O bioma é fundamental para o equilíbrio climático e está entre os mais eficientes do planeta na captura de carbono

Presente na COP30, o Banco do Nordeste (BNB) anunciou um aporte de R$ 50 milhões em recursos não reembolsáveis para financiar projeto de preservação e recuperação da caatinga. A informação está na edição de ontem, em reportagem da jornalista Carol Kossling, que cobre o evento em Belém.

Esses recursos do BNB somam-se a dois outros editais lançados este ano com o mesmo propósito: o Fundo de Sustentabilidade e o Floresta Viva, em parceria com o Banco Nacional de Desenvolvimento Econômico e Social (BNDES) e o Fundo Brasileiro para a Diversidade (Funbio).

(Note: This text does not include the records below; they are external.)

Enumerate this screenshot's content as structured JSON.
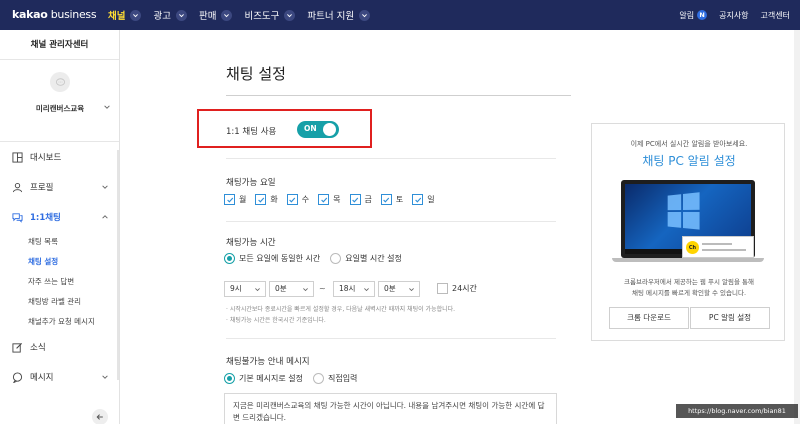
{
  "topbar": {
    "brand_main": "kakao",
    "brand_sub": " business",
    "nav": [
      {
        "label": "채널",
        "active": true
      },
      {
        "label": "광고",
        "active": false
      },
      {
        "label": "판매",
        "active": false
      },
      {
        "label": "비즈도구",
        "active": false
      },
      {
        "label": "파트너 지원",
        "active": false
      }
    ],
    "alarm_label": "알림",
    "alarm_badge": "N",
    "notice_label": "공지사항",
    "support_label": "고객센터"
  },
  "sidebar": {
    "title": "채널 관리자센터",
    "profile_name": "미리캔버스교육",
    "menu": {
      "dashboard": "대시보드",
      "profile": "프로필",
      "chat": "1:1채팅",
      "chat_sub": [
        "채팅 목록",
        "채팅 설정",
        "자주 쓰는 답변",
        "채팅방 라벨 관리",
        "채널추가 요청 메시지"
      ],
      "news": "소식",
      "message": "메시지"
    }
  },
  "main": {
    "title": "채팅 설정",
    "chat_use_label": "1:1 채팅 사용",
    "toggle_text": "ON",
    "days_label": "채팅가능 요일",
    "days": [
      "월",
      "화",
      "수",
      "목",
      "금",
      "토",
      "일"
    ],
    "time_label": "채팅가능 시간",
    "time_option_same": "모든 요일에 동일한 시간",
    "time_option_each": "요일별 시간 설정",
    "start_hour": "9시",
    "start_min": "0분",
    "dash": "~",
    "end_hour": "18시",
    "end_min": "0분",
    "all_day": "24시간",
    "note_1": "· 시작시간보다 종료시간을 빠르게 설정할 경우, 다음날 새벽시간 때까지 채팅이 가능합니다.",
    "note_2": "· 채팅가능 시간은 한국시간 기준입니다.",
    "unavailable_label": "채팅불가능 안내 메시지",
    "msg_option_default": "기본 메시지로 설정",
    "msg_option_custom": "직접입력",
    "default_message": "지금은 미리캔버스교육의 채팅 가능한 시간이 아닙니다. 내용을 남겨주시면 채팅이 가능한 시간에 답변 드리겠습니다."
  },
  "promo": {
    "subtitle": "이제 PC에서 실시간 알림을 받아보세요.",
    "title": "채팅 PC 알림 설정",
    "notif_icon": "Ch",
    "desc_1": "크롬브라우저에서 제공하는 웹 푸시 알림을 통해",
    "desc_2": "채팅 메시지를 빠르게 확인할 수 있습니다.",
    "btn_download": "크롬 다운로드",
    "btn_setting": "PC 알림 설정"
  },
  "watermark": "https://blog.naver.com/bian81",
  "colors": {
    "topbar": "#1f2a5c",
    "active_nav": "#ffdd33",
    "accent_blue": "#2f6de1",
    "toggle": "#16a0a8",
    "highlight": "#e0201f"
  }
}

Esses dois programas já destinaram R$ 41 milhões para ações de recuperação ambiental na região, apoiando 18 projetos estratégicos na área do bioma.

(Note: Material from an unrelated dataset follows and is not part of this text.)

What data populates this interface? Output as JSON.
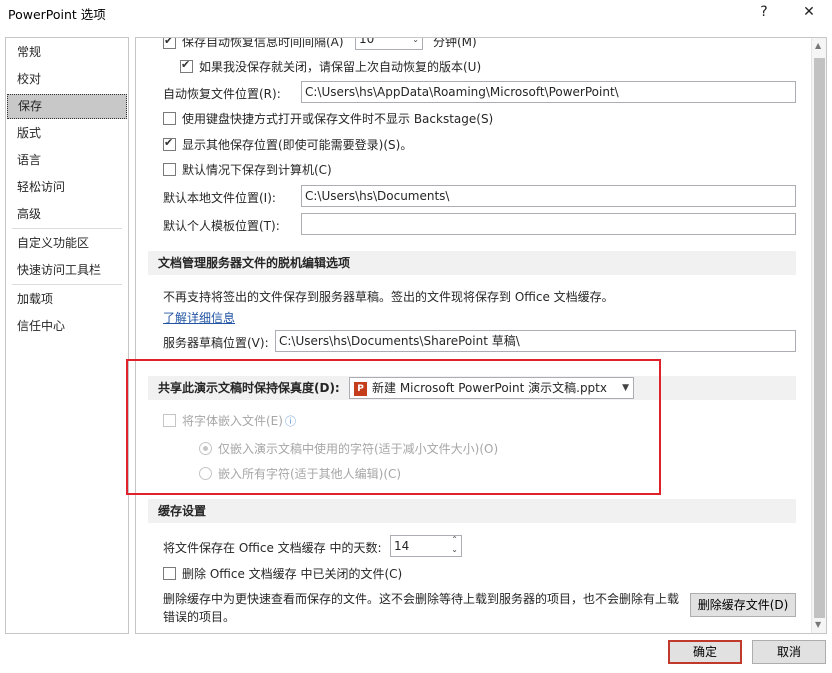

O diretor de Planejamento do BNB, Aldemir Freire, projeta que brevemente outras organizações poderão também investir nesse programa, aumentando a destinação de recursos. "Podemos dobrar ou triplicar" o volume do investimento, disse ele.

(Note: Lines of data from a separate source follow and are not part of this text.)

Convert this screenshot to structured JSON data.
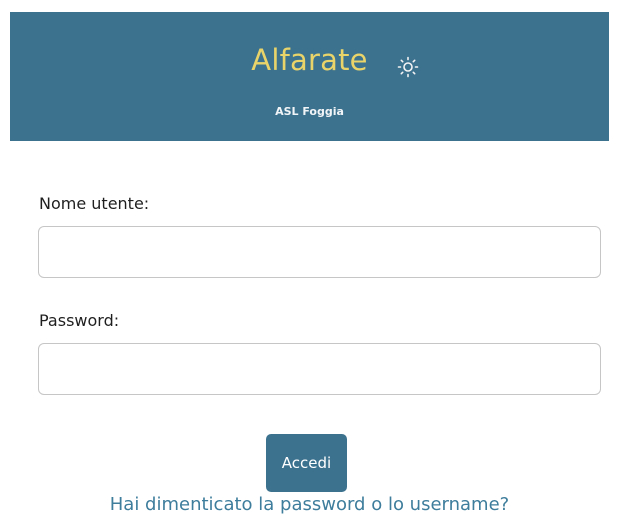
{
  "header": {
    "title": "Alfarate",
    "subtitle": "ASL Foggia",
    "theme_icon": "sun-icon"
  },
  "form": {
    "username_label": "Nome utente:",
    "username_value": "",
    "password_label": "Password:",
    "password_value": "",
    "submit_label": "Accedi",
    "forgot_link": "Hai dimenticato la password o lo username?"
  },
  "colors": {
    "header_bg": "#3d728f",
    "title": "#e9d46a",
    "button_bg": "#3d728f",
    "link": "#3e7d9c"
  }
}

Ao O POVO, o presidente do BNB, Wanger Rocha, afirmou que o banco vem trabalhando com afinco na transição energética. "Todos os parques eólicos e solares instalados no Nordeste têm financiamento do BNB". Ele informa que, nos últimos três anos, já foram investidos mais de R$ 14 bilhões em energia limpa, e que o banco continua liberando investimentos para empresas, grandes ou pequenas, que tenham esse propósito.

Com menos apelo midiático do que a floresta amazônica, sem querer reduzir a sua capital importância para o mundo, mas é preciso destacar a caatinga, um bioma que costuma despertar menos atenção, mas de relevância vital no enfrentamento ao aquecimento global.

O bioma é fundamental para o equilíbrio climático e está entre os mais eficientes do planeta na captura de carbono. Segundo informações da Associação Caatinga, estudo da Universidade Estadual Paulista (Unesp) mostrou que entre 2015 e 2022, o ecossistema foi responsável por quase 50% de todo o sequestro de carbono do Brasil, mesmo ocupando apenas 10% do território nacional, cerca de 862 mil quilômetros quadrados.

Portanto, os projetos que visam preservar a caatinga são essenciais e urgentes, pois o bioma vem sofrendo perdas significativas em sua vegetação devido à ação humana. Sem cobertura vegetal, aumenta o risco da desertificação, tornando infértil, com prejuízos irreparáveis à biodiversidade.

O apoio que o BNB oferece ao desenvolvimento econômico sustentável, investindo em entidades e empresas que executam essas tarefas, em grande ou pequena escala, é fundamental para contribuir com a regulação climática.

E a presença da cearense Associação Caatinga na COP30 é uma garantia de que o bioma caatinga estará na pauta da conferência.